July 1, 2002

TransScan’s breast imaging device is aimed at the market for women under 40 for whom mammograms are not recommended.Breast cancer specialists are looking for a new way of detecting tumors in women under 40 that are less expensive, less time consuming and potentially less harmful than traditional mammograms and more accurate than manual breast exams.

An Israeli company, known as TransScan Medical, is positioning its three-year-old product to answer this need using a technique called electrical impedance imaging. This method is based on passing a tiny electrical current through the body and measuring the differences in resistance between normal and cancerous tissue. The cancerous tissue reveals itself by passing the current more easily.
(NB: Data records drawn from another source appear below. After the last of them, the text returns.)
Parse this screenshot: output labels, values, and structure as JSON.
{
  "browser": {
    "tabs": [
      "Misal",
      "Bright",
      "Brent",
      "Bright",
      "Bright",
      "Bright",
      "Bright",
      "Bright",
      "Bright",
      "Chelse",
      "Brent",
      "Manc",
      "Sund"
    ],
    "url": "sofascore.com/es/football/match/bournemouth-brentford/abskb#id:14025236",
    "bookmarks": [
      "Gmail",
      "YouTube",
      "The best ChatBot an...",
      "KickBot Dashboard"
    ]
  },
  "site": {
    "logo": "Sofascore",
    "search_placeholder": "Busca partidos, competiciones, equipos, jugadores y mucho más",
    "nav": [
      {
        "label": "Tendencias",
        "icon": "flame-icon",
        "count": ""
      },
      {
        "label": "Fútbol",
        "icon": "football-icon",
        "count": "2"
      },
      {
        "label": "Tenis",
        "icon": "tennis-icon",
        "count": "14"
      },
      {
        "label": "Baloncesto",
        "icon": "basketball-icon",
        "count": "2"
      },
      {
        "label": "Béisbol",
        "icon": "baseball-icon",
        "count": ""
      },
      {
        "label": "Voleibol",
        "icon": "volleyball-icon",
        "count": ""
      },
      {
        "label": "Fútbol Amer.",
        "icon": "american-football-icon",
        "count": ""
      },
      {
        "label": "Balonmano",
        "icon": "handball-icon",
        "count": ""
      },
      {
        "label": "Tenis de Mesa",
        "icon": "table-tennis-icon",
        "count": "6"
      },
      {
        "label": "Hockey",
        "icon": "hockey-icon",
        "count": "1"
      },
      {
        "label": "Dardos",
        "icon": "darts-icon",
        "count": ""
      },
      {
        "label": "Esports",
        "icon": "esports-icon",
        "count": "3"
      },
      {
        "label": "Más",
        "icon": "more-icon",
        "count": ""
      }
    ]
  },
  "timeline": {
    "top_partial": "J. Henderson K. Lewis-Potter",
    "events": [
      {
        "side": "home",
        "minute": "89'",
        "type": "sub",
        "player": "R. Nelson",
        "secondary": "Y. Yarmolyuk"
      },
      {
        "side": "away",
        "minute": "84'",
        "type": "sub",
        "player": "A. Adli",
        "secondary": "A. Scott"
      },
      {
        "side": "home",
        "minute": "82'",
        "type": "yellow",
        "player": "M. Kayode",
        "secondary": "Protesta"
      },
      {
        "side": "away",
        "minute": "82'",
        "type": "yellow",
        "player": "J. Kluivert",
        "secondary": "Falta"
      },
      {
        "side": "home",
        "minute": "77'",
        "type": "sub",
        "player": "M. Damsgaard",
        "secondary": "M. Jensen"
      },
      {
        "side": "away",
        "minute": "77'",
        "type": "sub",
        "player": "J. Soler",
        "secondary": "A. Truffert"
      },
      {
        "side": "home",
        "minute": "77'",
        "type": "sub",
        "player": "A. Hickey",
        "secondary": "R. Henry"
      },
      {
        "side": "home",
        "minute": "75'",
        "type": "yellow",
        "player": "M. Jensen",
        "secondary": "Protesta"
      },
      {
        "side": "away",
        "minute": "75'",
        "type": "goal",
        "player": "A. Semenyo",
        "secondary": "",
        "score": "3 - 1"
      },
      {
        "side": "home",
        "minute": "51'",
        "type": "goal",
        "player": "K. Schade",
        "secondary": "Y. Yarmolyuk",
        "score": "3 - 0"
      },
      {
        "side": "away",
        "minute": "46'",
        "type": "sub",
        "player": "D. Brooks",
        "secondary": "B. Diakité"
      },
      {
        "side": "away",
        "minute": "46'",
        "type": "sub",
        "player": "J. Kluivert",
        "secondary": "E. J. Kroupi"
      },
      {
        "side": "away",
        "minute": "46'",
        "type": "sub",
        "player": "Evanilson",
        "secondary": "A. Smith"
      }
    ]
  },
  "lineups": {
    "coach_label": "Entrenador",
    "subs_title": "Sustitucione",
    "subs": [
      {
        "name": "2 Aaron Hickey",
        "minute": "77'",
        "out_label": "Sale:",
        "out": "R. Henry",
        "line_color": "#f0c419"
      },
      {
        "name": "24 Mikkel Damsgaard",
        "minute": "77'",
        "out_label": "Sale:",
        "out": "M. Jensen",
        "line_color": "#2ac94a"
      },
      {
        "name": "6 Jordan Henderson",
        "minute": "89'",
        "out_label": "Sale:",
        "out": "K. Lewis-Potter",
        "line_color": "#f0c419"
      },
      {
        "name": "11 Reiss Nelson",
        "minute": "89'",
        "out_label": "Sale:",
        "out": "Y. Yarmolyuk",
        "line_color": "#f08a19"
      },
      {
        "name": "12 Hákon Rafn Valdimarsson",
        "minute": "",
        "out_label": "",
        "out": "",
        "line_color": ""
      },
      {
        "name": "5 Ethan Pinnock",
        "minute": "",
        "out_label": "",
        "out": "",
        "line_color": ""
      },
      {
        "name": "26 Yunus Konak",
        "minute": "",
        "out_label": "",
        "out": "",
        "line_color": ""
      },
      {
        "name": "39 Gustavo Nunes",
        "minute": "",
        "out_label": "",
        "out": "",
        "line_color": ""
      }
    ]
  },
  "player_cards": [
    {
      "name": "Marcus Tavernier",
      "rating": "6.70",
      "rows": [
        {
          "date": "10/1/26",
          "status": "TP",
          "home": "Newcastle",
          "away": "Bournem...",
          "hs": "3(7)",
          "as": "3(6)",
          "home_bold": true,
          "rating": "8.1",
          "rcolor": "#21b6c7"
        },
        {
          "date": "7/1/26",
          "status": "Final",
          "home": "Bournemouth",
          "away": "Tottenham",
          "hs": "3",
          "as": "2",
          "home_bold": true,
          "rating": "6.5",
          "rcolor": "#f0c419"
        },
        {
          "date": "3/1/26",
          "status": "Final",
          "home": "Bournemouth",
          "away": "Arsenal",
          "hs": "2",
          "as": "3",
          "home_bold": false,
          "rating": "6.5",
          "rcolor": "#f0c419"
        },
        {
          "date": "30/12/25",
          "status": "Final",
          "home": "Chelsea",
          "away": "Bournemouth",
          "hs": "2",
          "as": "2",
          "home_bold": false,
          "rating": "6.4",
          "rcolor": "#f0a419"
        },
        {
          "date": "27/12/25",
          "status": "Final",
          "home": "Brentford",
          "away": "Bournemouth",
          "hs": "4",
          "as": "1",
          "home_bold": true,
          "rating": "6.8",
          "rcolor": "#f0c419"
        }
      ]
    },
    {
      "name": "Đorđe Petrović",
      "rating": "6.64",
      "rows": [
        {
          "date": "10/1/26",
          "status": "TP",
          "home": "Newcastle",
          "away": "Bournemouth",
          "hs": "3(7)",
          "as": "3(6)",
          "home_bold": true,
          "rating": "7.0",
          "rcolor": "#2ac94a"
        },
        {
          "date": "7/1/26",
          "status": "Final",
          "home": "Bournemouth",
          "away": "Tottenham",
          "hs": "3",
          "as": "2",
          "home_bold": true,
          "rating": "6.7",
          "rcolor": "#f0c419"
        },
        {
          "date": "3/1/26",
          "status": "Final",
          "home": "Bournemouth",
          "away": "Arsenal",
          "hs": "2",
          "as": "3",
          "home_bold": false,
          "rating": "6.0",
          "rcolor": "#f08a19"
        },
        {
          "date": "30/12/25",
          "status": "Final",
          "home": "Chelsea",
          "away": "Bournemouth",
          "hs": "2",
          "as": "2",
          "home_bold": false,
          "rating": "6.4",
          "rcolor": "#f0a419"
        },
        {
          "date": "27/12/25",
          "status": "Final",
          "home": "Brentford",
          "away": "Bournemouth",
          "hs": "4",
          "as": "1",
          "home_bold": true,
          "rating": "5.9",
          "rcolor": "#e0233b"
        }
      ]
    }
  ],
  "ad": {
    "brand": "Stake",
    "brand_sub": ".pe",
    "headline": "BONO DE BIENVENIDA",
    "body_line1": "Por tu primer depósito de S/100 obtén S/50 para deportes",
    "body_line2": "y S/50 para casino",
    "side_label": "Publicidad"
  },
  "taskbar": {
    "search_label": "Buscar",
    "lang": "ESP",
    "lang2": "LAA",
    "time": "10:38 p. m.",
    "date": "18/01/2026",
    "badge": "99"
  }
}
More than 200,000 women are diagnosed annually with breast cancer and about 45,000 die from the disease each year. Women under 40 have a significantly lower incidence of cancer than older women, but when the disease strikes them it is 10 times more deadly.

Mammograms for women in the 25 to 40 age group have always been a problem because X-rays do not see through the dense breast tissue of pre-menopausal women very well. In addition, since younger women are at less risk for breast cancer, they’re reluctant to risk possible harm from the radiation they would receive from regular mammograms.

Women under 40 who have no family history of breast cancer largely rely on manual exams carried out by their gynecologists and on self-breast exams that are recommended on a monthly basis. This has limitations both because of the room for human error and because by the time hands can identify a mass, it is often, at least in young women, at a later stage of cancer.

“Younger women need a quick, simple, cheap, low-risk breast exams,” said TransScan chief executive Ron Ginor. “These exams can’t be painful, can’t be expensive, and can’t expose them to risk – and the ‘false positive rate’ has to be low.”

TransScan’s device is easy to use and painless and takes about five minutes to complete, Ginor said. After a hand-held scan probe is placed on the breast, a red light flashes if a tumor is detected and a green light flashes for a normal diagnosis. So far, 25,000 breast evaluations have been done during and subsequent to clinical trials. The device received U.S. Food and Drug Administration approval in 1999.

The machine is not cheap at $40,000 each, but the price is far lower than x-ray machines for mammograms or Magnetic Resonance Imaging devices.

TransScan is in the process of launching an extensive three-year study to prove its efficacy in locating early stage breast cancer in young women. To partially finance this study, it has applied for a $3 million grant from the National Institute of Health and the American Cancer Institute to scan 30,000 women.

The company hopes to use the machine in 50 gynecological clinics to prove how effective it is as an early detection device. TransScan estimates the machine will pick up on 30 to 40 percent more suspicious cancer markers in women in the 25 to 40 age group than manual breast exams. These markers that the manual exams would have missed would ordinarily remain undetected until the women received mammograms. Following diagnosis on the machine, women with the suspicious markers receive mammograms and ultrasound testing.

The company is hoping that this large study will give the technology increased recognition and credibility and that, subsequently, word of mouth will help sales.

“If the study provides enough information to confirm the device’s accuracy in detecting cancer, it will become an important device,” said Dr. Eyal Schiff, chairman of the division of obstetrics and gynecology at Sheba Medical Center in Tel Hashomer, Israel. “Its big advantage is that it is very easy to use, it is ambulatory and it is a test that can be performed in an outpatient clinic.

“Physicians who are afraid that they may miss something (with their hands) will be happy to use something more accurate.”